HBase cassandra couchdb mongodb..any fundamental difference?

Federico picture Federico · Sep 6, 2010 · Viewed 7.7k times · Source

I just wanted to know if there is a fundamental difference between hbase, cassandra, couchdb and monogodb ? In other words, are they all competing in the exact same market and trying to solve the exact same problems. Or they fit best in different scenarios?

All this comes to the question, what should I chose when. Matter of taste?

Thanks,

Federico

Answer

Gates VP picture Gates VP · Sep 7, 2010

Those are some long answers from @Bohzo. (but they are good links)

The truth is, they're "kind of" competing.

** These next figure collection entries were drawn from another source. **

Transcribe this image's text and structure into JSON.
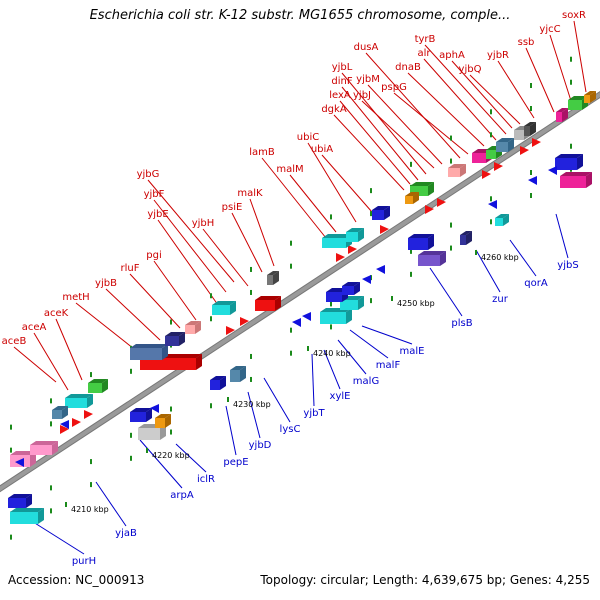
{
  "title": "Escherichia coli str. K-12 substr. MG1655 chromosome, comple...",
  "footer": {
    "accession": "Accession: NC_000913",
    "summary": "Topology: circular; Length: 4,639,675 bp; Genes: 4,255"
  },
  "colors": {
    "forward_label": "#cc0000",
    "reverse_label": "#0000cc",
    "backbone": "#9a9a9a"
  },
  "ticks": [
    "4210 kbp",
    "4220 kbp",
    "4230 kbp",
    "4240 kbp",
    "4250 kbp",
    "4260 kbp"
  ],
  "forward_labels": [
    "aceB",
    "aceA",
    "aceK",
    "metH",
    "yjbB",
    "rluF",
    "pgi",
    "yjbE",
    "yjbF",
    "yjbG",
    "yjbH",
    "psiE",
    "malK",
    "lamB",
    "malM",
    "ubiC",
    "ubiA",
    "dgkA",
    "lexA",
    "dinF",
    "yjbL",
    "yjbJ",
    "yjbM",
    "dusA",
    "pspG",
    "dnaB",
    "alr",
    "tyrB",
    "aphA",
    "yjbQ",
    "yjbR",
    "ssb",
    "yjcC",
    "soxR"
  ],
  "reverse_labels": [
    "purH",
    "yjaB",
    "arpA",
    "iclR",
    "pepE",
    "yjbD",
    "lysC",
    "yjbT",
    "xylE",
    "malG",
    "malF",
    "malE",
    "plsB",
    "zur",
    "qorA",
    "yjbS"
  ]
}
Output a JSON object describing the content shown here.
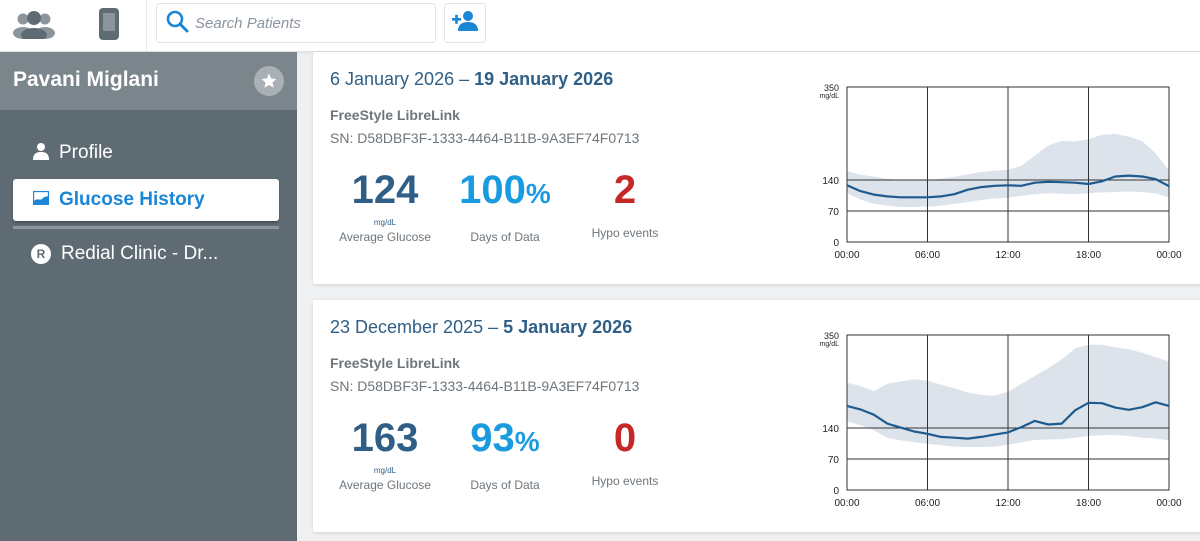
{
  "search": {
    "placeholder": "Search Patients"
  },
  "patient": {
    "name": "Pavani Miglani"
  },
  "nav": {
    "items": [
      {
        "label": "Profile"
      },
      {
        "label": "Glucose History"
      },
      {
        "label": "Redial Clinic - Dr..."
      }
    ],
    "clinic_badge": "R"
  },
  "colors": {
    "accent": "#1a87d6",
    "dark_blue": "#2f5f86",
    "red": "#c62828",
    "sidebar": "#5f6b73"
  },
  "reports": [
    {
      "date_start": "6 January 2026 – ",
      "date_end": "19 January 2026",
      "device": "FreeStyle LibreLink",
      "sn": "SN: D58DBF3F-1333-4464-B11B-9A3EF74F0713",
      "avg_glucose": "124",
      "avg_unit": "mg/dL",
      "avg_label": "Average Glucose",
      "days_value": "100",
      "days_pct": "%",
      "days_label": "Days of Data",
      "hypo_value": "2",
      "hypo_label": "Hypo events"
    },
    {
      "date_start": "23 December 2025 – ",
      "date_end": "5 January 2026",
      "device": "FreeStyle LibreLink",
      "sn": "SN: D58DBF3F-1333-4464-B11B-9A3EF74F0713",
      "avg_glucose": "163",
      "avg_unit": "mg/dL",
      "avg_label": "Average Glucose",
      "days_value": "93",
      "days_pct": "%",
      "days_label": "Days of Data",
      "hypo_value": "0",
      "hypo_label": "Hypo events"
    }
  ],
  "chart_data": [
    {
      "type": "area",
      "title": "",
      "ylabel": "mg/dL",
      "y_unit": "mg/dL",
      "ylim": [
        0,
        350
      ],
      "xlim": [
        0,
        24
      ],
      "y_ticks": [
        0,
        70,
        140,
        350
      ],
      "x_ticks": [
        0,
        6,
        12,
        18,
        24
      ],
      "x_tick_labels": [
        "00:00",
        "06:00",
        "12:00",
        "18:00",
        "00:00"
      ],
      "target_lines": [
        70,
        140
      ],
      "x": [
        0,
        1,
        2,
        3,
        4,
        5,
        6,
        7,
        8,
        9,
        10,
        11,
        12,
        13,
        14,
        15,
        16,
        17,
        18,
        19,
        20,
        21,
        22,
        23,
        24
      ],
      "series": [
        {
          "name": "Median",
          "values": [
            128,
            115,
            107,
            103,
            101,
            101,
            101,
            103,
            108,
            118,
            124,
            127,
            128,
            127,
            134,
            136,
            135,
            134,
            131,
            137,
            148,
            150,
            148,
            142,
            126
          ]
        },
        {
          "name": "Upper band",
          "values": [
            160,
            152,
            148,
            143,
            140,
            140,
            141,
            143,
            147,
            153,
            158,
            161,
            163,
            172,
            195,
            218,
            228,
            227,
            232,
            242,
            244,
            238,
            228,
            200,
            162
          ]
        },
        {
          "name": "Lower band",
          "values": [
            110,
            96,
            86,
            82,
            79,
            79,
            80,
            82,
            86,
            90,
            95,
            98,
            100,
            104,
            108,
            110,
            109,
            108,
            110,
            112,
            113,
            114,
            113,
            110,
            100
          ]
        }
      ]
    },
    {
      "type": "area",
      "title": "",
      "ylabel": "mg/dL",
      "y_unit": "mg/dL",
      "ylim": [
        0,
        350
      ],
      "xlim": [
        0,
        24
      ],
      "y_ticks": [
        0,
        70,
        140,
        350
      ],
      "x_ticks": [
        0,
        6,
        12,
        18,
        24
      ],
      "x_tick_labels": [
        "00:00",
        "06:00",
        "12:00",
        "18:00",
        "00:00"
      ],
      "target_lines": [
        70,
        140
      ],
      "x": [
        0,
        1,
        2,
        3,
        4,
        5,
        6,
        7,
        8,
        9,
        10,
        11,
        12,
        13,
        14,
        15,
        16,
        17,
        18,
        19,
        20,
        21,
        22,
        23,
        24
      ],
      "series": [
        {
          "name": "Median",
          "values": [
            190,
            182,
            170,
            150,
            141,
            132,
            127,
            120,
            118,
            116,
            120,
            125,
            130,
            142,
            156,
            148,
            150,
            180,
            197,
            196,
            186,
            181,
            187,
            198,
            190
          ]
        },
        {
          "name": "Upper band",
          "values": [
            242,
            235,
            223,
            240,
            245,
            250,
            247,
            238,
            230,
            220,
            215,
            213,
            222,
            240,
            258,
            275,
            295,
            320,
            328,
            328,
            322,
            318,
            310,
            300,
            290
          ]
        },
        {
          "name": "Lower band",
          "values": [
            155,
            146,
            135,
            118,
            112,
            108,
            104,
            101,
            98,
            97,
            97,
            98,
            102,
            108,
            113,
            114,
            115,
            118,
            122,
            124,
            124,
            122,
            118,
            116,
            112
          ]
        }
      ]
    }
  ]
}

But they definitely have different strengths and weaknesses and they definitely don't all solve the same problems.

For example Couch and Mongo both provide Map-Reduce engines as part of the main package. HBase is (basically) a layer over top of Hadoop, so you also get M-R via Hadoop. Cassandra is highly focused on being a Key-Value store and has plug-ins to "layer" Hadoop over top (so you can map-reduce).

Some of the DBs provide MVCC (Multi-version concurrency control). Mongo does not.

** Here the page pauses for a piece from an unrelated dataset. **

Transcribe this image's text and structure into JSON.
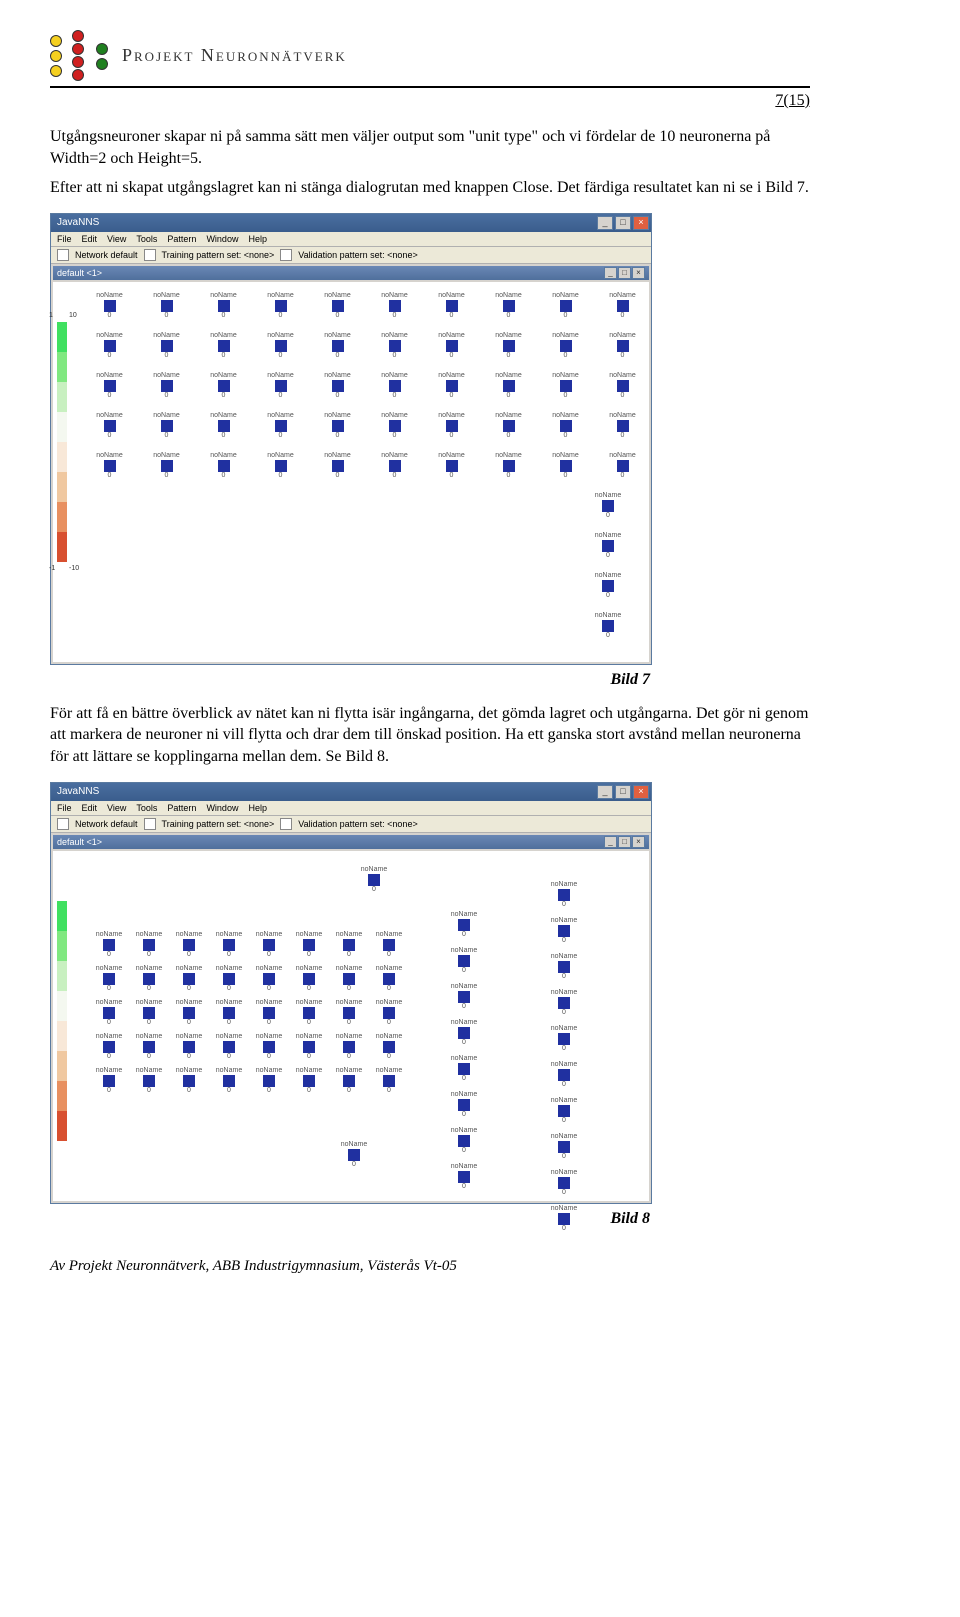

All of these DBs are intended to scale horizontally, but they do it in different ways. All of these DBs are also trying to provide flexibility in different ways. Flexible document sizes or REST APIs or high redundancy or ease of use, they're all making different trade-offs.

So to your question: In other words, are they all competing in the exact same market and trying to solve the exact same problems?

  1. Yes: they're all trying to solve the issue of database-scalability and performance.
  2. No: they're definitely making different sets of trade-offs.

What should you start with?

Man, that's a tough question. I work for a large company pushing tons of data and we've been through a few years. We tried Cassandra at one point a couple of years ago and it couldn't handle the load. We're using Hadoop everywhere, but it definitely has a steep learning curve and it hasn't worked out in some of our environments. More recently we've tried to do Cassandra + Hadoop, but it turned out to be a lot of configuration work.

Personally, my department is moving several things to MongoDB. Our reasons for this are honestly just simplicity.

Setting up Mongo on a linux box takes minutes and doesn't require root access or a change to the file system or anything fancy. There are no crazy config files or java recompiles required. So from that perspective, Mongo has been the easiest "gateway drug" for getting people on to KV/Document stores.